Écrire et dire sont des actes de libertés. Signifier et se faire entendre en sont la consécration.
Panthéon Sorbonne, Grand Amphithéâtre,
Un univers de jeunes adultes actifs, déterminés, laborieux, décomplexés aussi. Une moyenne d’âge de trente-quarante-cinq parmi le staff. Des intervenants de tous âges et de tous domaines. Des va-et-vient, une frénésie perceptible dans les coulisses.
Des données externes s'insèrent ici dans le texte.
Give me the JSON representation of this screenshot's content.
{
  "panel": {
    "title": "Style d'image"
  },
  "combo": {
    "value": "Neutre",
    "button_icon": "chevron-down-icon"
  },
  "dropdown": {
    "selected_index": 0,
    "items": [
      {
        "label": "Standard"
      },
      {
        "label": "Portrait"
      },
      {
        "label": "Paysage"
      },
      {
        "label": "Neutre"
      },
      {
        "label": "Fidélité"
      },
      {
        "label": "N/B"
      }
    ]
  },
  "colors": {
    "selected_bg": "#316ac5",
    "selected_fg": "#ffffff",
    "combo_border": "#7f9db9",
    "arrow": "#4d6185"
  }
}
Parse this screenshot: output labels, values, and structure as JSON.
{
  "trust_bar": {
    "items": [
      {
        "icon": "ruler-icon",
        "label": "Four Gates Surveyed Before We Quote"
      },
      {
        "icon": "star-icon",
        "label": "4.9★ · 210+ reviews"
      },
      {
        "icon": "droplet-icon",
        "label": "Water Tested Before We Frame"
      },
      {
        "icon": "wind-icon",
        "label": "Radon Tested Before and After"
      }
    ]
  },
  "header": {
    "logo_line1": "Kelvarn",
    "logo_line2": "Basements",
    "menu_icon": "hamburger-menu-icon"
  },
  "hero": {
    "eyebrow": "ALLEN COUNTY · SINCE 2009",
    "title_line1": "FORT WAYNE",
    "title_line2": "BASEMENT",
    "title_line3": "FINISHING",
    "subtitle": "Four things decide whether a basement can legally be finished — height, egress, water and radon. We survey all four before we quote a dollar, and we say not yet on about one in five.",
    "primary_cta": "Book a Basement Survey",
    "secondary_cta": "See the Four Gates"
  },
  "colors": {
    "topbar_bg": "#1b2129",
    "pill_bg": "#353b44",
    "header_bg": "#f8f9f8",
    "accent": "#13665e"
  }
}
S. s’activait en chef d’orchestre, la listes des intervenants à la main avec les intitulés des interventions. Des speakers, disent-ils et beaucoup d’anglais par ailleurs, même si les conférences étaient en français, que c’était à Paris que cela se déroulait et qu’il y eut des précédents, depuis un moment déjà. Le concept restait américain comme dans beaucoup de domaines.
Parmi les speakers qui révisaient leurs notes, il y avait un calme et une indépendance. Personne ne semblait vouloir s’affirmer ou s’exhiber. Du déjà vécu probablement et une mentalité de respect de soi et des autres, quel que soit leur degré de spécialisation, leur académisme ou leur autodidactisme. Et les domaines étaient divers et variés.
L’enseignante nota la présence de quelques personnalités publiques, un homme politique, un caricaturiste célèbre, un humoriste de renom parmi les conférenciers. Et probablement que le terme de conférencier ne convenait pas car malgré le lieu, tous n’étaient pas des enseignants.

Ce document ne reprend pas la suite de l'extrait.